Results: Twenty-four of 41 patients (59%) who received acupuncture reported benefits from treatment, with 16 (39%) reporting moderate or great improvement. Nine of 36 patients (25%) who received drug therapy benefited from treatment, with 4 (11%) re porting moderate or great improvement. Of the 29 patients that received both treatments, there was a greater preference for the acupuncture treatment. A greater decrease in use of pain medication was reported by the acupuncture group.
Conclusion: These findings indicate that a relatively simple course of acupuncture can produce better relief than standard drug therapy in patients with long-term histories of chronic headaches.

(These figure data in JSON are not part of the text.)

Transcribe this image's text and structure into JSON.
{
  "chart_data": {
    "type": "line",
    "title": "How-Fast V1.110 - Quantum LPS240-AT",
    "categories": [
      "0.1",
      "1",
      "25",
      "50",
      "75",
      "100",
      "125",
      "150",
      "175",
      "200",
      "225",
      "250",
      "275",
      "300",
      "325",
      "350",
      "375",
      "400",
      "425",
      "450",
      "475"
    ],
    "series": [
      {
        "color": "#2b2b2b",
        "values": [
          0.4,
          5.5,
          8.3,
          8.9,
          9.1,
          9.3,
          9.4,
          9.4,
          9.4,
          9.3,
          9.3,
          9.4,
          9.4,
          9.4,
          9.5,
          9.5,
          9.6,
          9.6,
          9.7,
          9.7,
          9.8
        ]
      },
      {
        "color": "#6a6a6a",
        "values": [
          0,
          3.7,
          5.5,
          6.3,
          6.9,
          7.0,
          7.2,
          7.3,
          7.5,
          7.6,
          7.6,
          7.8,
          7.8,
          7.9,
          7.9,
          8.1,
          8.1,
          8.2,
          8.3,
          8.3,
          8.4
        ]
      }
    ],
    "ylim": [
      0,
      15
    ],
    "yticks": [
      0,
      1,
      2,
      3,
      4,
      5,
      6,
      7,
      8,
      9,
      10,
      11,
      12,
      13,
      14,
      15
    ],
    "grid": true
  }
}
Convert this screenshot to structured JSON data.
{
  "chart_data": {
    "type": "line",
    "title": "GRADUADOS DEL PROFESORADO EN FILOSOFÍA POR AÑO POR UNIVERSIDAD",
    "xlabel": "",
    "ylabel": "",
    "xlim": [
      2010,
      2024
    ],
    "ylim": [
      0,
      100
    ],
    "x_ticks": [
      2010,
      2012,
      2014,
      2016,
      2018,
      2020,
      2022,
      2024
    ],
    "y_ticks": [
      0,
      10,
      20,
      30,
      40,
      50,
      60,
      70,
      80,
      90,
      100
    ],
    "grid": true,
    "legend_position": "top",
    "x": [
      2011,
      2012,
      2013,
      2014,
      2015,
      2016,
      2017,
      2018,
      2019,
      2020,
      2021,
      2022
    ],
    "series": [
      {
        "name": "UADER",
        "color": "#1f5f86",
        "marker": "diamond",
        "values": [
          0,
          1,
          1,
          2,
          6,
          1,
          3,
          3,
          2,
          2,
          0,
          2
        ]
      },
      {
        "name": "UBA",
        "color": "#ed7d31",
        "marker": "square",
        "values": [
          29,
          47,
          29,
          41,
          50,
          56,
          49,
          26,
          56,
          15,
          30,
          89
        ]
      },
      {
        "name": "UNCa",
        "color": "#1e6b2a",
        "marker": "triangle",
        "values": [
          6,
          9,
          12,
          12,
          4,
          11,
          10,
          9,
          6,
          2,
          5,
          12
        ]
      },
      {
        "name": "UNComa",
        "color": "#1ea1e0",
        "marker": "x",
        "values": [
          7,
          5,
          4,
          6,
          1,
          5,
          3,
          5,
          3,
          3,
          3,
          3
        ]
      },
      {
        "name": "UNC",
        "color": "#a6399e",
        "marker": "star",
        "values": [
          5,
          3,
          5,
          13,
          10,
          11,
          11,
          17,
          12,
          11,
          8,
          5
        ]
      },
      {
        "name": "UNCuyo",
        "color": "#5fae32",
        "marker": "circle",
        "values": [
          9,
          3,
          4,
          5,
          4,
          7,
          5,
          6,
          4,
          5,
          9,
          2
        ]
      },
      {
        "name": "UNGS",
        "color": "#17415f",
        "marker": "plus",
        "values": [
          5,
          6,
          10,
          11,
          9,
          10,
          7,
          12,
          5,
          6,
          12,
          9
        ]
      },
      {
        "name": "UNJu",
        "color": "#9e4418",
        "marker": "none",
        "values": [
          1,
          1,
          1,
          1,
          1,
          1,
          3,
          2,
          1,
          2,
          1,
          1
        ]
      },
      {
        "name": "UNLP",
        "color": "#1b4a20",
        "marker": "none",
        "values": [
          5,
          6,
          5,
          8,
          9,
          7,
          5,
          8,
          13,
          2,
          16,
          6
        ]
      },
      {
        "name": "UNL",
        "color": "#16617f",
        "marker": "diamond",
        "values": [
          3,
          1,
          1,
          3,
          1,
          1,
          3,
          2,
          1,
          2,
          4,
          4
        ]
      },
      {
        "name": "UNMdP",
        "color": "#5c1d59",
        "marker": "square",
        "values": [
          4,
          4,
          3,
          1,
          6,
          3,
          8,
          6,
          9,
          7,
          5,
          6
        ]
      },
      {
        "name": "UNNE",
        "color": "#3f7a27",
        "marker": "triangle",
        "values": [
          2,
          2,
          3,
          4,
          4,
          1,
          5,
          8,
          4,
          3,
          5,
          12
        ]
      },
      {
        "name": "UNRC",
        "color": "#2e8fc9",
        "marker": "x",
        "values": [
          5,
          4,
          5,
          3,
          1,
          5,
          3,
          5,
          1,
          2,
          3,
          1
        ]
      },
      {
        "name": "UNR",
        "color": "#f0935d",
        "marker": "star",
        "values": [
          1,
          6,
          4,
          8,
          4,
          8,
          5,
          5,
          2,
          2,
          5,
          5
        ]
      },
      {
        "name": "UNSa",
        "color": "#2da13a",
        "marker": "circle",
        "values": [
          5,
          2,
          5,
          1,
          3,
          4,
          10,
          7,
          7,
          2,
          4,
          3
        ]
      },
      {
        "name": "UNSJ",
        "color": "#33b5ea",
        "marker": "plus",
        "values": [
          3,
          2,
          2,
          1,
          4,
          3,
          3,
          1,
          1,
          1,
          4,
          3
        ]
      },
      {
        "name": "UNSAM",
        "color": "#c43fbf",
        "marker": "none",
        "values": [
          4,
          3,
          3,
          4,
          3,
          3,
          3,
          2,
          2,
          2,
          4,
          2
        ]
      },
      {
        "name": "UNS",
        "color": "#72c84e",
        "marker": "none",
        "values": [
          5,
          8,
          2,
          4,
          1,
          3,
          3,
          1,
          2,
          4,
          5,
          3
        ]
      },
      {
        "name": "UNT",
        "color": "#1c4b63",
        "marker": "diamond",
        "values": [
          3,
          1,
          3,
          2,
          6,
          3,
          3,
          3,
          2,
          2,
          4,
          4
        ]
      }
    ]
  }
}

Ahonen E, Hakumaki M, Mahiamaki S, Partanenj, Riekkinen P and Siveniusj (1983) Acupuncture and physiotherapy in the treatment of myogenic head-ache patients: Pain relief and EMG activity, Adv Pain Res Ther 5: 571-576
Type of Study: Acupuncture was compared to standard physiotherapy for the treatment of tension headaches.
Research Design Twenty-two patients with chronic tension headaches of various etiologies (mean duration 5.9 years) were randomly assigned to receive acupuncture or physiotherapy. Acupuncture was administered in 4 sessions at 16 loci on the neck and shoulders. Physiotherapy, consisting of a combination of ultrasound, massage and parafango (a mixture of paraffin and mud) was administered in 8 sessions. Pain was assessed using a 10 cm visual analogue scale. Pain medication usage, duration of treatment effects and frequency of headaches were also assessed. Surface electromyographic (EMG) activity was recorded from muscles of the forehead. Each endpoint was assessed during a 2 week pre-treatment phase, during the 3 weeks of treatment and at 3 and 6 month follow-ups.
Patients were comparable at baseline except that pain levels and
EMG activity were slightly higher in the physiotherapy group.
By the end of treatment, both groups had shown significant improvements
in pain levels. These improvements, that were maintained
at the 3 and 6 month follow-ups, were statistically significant for acupuncture at both time points and significant for physiotherapy at the 6 month follow-up. Use of medication, duration of treatment effects and frequency of headaches were comparable in both groups after treatment. EMG reading levels improved during and after treatment, being significant for acupuncture at both the 3 and 6 month follow-ups and significant for physiotherapy at the 6 month follow-up.
Four acupuncture sessions produced roughly the same levels of improvement
in the tension headaches as 8 sessions of physiotherapy.
This suggests that acupuncture provided therapy that was as
treatment-effective and more cost-effective than physiotherapy.